Ossigeno in caduta libera…
Catania vittorioso di misura contro la matricola Virtus Francavilla, a termine di una gara soddisfacente a metà. Tre punti d’oro per il morale della compagine etnea.
Cinque sberle consecutive avevano tramortito un Catania sin troppo brutto per essere vero. Conseguenza primaria, il dirottamento di un aereo che viaggiava in linea con la rotta standard. Avaria al motore e giù a mangiare metri a bocca aperta, con poche speranze di salvezza. Il bello di questo sport, tuttavia, risiede proprio nella possibilità di trovare una boccata di ossigeno anche a 7.000 metri di altezza in caduta libera e così è stato. Al Massimino la squadra di Giovanni Pulvirenti riesce ad afferrare con unghia e denti una vittoria indispensabile per il prosieguo del campionato.
Ma il cielo è blu sopra le nuvole. Nonostante non sia ancora passata la tempesta, si riesce a vedere un po’ di sereno dal grigiore delle nuvole sopra il nostro capo. Forse perché la squadra comincia a trovare il suo assetto di gioco, merito probabilmente di un Pulvirenti, come dice lui stesso, perseverante nel mantenere la stessa idea di gioco malgrado le sconfitte. Forse perché cominciano a funzionare i singoli e quello per cui sono stati pagati: Russotto trova continuità e si inventa assist-man, mostrando un lato di sé non ancora pienamente apprezzato dalla piazza. Di Grazia ritorna al gol e festeggia sotto la deserta curva nord, dopo un bel gesto tecnico (pallonetto a scavalcare Albertazzi). Regge il centrocampo, seppur a fatica e col fiatone. Coerenti i cambi, con l’ingresso di Bucolo a dare sollievo ai suoi compagni in mezzo al campo. Flebili, ma tanti, gli spiragli di luce che bagnano il viso dei pochissimi tifosi rimasti allo stadio.

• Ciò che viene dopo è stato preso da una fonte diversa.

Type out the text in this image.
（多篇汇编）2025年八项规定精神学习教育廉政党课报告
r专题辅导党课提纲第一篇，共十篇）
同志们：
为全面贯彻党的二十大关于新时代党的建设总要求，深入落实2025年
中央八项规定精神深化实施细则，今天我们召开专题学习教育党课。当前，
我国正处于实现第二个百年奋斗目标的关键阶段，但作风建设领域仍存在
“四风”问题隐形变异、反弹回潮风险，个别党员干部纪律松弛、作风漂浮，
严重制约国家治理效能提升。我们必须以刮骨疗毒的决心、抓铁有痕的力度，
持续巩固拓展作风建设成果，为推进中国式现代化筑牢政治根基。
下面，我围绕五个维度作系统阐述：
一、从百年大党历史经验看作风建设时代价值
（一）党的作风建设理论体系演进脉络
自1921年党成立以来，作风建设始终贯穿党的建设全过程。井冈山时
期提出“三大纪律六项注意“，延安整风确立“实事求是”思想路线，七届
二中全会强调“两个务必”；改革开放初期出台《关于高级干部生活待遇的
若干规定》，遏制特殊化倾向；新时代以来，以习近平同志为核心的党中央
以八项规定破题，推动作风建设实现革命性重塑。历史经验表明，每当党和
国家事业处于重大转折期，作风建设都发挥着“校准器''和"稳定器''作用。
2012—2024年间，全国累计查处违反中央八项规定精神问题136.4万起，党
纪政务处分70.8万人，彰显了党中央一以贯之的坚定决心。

45 minuti di autonomia. Sebbene la vittoria odierna abbia ridato un po’ di sollievo agli uomini di Pulvirenti, resta preoccupante la tenuta atletica. Sono, infatti, solo 45 i minuti giocati “a viso aperto” dalla formazione etnea, condotti in qualche modo in maniera lucida. A questi, sono seguiti altri 45 minuti di arroccamento, figli di una consapevolezza alquanto preoccupante di aver finito la benzina nel serbatoio. Se, a ciò, aggiungiamo la mera constatazione della realtà da parte del tecnico ex Berretti, facciamo due conti e si arriva al problema. La sostituzione di Bucolo con Mazzarani (in versione faro della squadra), dimostra quanto siano poche le risorse energetiche rimaste nello sgabuzzino. Un problema evitabile ad inizio stagione. Un problema messo in risalto dal tecnico dei 23 giorni Mario Petrone e che non ci fa ben sperare per un’ipotesi play-off, campionato a parte di estenuante dispendio psico-fisico. Se un male c’era nasce proprio all’alba di questa stagione, dove quei test così poco probanti contro squadre di modesta entità hanno distratto lo staff tecnico da una necessità primaria di questo sport e di questa categoria: la preparazione atletica. Ebbene sì, perché, fino a prova contraria, i giocatori di calcio sono prima di tutto atleti. Per arrivare integri a fine campionato ed iniziarne un altro come quello dei play-off, è necessario che tutta la rosa, titolari e riserve, mantenga un livello atletico almeno al di sopra del proprio 60% per tutta la stagione. Così non è, in maniera alquanto eloquente. Probabilmente, neanche Rigoli si merita il titolo di vittima sacrificale…dopotutto.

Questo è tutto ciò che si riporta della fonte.